Część zebranych przy przejściu granicznym w Kuźnicy migrantów zaczęła tworzyć koczowisko. Rozpalili ogniska, rozstawiają namioty - poinformowała Straż Graniczna.
W poniedziałek przed południem setki migrantów zebrały się na przejściu granicznym w Kuźnicy. Doprowadziły ich tam białoruskie służby ze znajdującego się nieopodal obozowiska, w którym koczowali od tygodnia. Przejście jest zablokowane drutem kolczastym. Za nim stoi szpaler policjantów, żołnierzy i funkcjonariuszy Straży Granicznej.

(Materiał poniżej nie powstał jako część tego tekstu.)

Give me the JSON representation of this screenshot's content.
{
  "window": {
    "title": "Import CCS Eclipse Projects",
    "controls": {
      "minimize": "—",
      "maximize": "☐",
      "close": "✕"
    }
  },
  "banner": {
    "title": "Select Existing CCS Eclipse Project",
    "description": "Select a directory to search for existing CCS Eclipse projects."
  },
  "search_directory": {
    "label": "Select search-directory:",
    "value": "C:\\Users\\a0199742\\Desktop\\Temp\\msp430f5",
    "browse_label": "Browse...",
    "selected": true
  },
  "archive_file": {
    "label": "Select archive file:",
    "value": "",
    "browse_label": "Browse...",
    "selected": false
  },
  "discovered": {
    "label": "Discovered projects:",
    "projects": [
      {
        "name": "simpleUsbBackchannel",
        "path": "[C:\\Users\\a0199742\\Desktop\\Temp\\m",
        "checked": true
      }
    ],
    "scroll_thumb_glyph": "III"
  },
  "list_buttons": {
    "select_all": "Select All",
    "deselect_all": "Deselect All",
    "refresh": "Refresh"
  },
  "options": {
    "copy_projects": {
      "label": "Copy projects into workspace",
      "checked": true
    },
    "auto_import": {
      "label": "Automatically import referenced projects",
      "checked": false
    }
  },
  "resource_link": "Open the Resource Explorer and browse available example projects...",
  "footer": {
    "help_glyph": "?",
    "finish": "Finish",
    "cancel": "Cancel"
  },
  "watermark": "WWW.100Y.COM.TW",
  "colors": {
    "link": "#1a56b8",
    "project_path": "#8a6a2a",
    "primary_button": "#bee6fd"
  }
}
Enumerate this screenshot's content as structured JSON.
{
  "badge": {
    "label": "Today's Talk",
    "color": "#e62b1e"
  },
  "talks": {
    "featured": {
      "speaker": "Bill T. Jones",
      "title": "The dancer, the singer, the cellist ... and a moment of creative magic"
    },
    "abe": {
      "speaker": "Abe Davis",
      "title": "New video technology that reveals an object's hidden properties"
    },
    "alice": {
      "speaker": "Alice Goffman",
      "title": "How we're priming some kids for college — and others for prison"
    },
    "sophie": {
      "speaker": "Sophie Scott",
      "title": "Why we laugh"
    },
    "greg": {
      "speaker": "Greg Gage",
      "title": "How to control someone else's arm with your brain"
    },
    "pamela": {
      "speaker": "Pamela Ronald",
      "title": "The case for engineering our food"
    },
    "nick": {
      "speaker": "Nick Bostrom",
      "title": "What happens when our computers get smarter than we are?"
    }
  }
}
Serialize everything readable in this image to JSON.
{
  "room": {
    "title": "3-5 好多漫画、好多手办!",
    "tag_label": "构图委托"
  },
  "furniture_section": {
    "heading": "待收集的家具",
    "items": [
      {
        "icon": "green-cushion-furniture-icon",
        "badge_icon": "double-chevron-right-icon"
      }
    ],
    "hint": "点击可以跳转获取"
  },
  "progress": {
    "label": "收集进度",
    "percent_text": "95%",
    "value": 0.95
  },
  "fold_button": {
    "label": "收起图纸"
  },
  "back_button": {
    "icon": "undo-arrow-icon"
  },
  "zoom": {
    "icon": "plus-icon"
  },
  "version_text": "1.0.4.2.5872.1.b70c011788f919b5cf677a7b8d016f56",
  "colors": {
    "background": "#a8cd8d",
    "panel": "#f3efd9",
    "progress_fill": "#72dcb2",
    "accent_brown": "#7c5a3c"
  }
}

Po południu Straż Graniczna opublikowała wideo, na którym widać migrantów gromadzących się obok przejścia granicznego, wzdłuż granicy. Płonie kilka ognisk, z których unosi się dym.
"Cudzoziemcy tworzą od rana koczowisko - palą ogniska i rozstawiają namioty. Miejsce, gdzie do tej pory koczowali przy linii granicy, jest w tej chwili puste. Służby białoruskie dostarczają tam wodę i drewno" - poinformowała SG. Podlaska policja pokazała nagranie tego samego miejsca ze śmigłowca.
W związku z kryzysem migracyjnym w strefie przygranicznej obowiązuje stan wyjątkowy. Nie mają tam wstępu między innymi dziennikarze. Relacjonując wydarzenia na granicy, media mogą korzystać niemal wyłącznie z oficjalnych rządowych nagrań i informacji.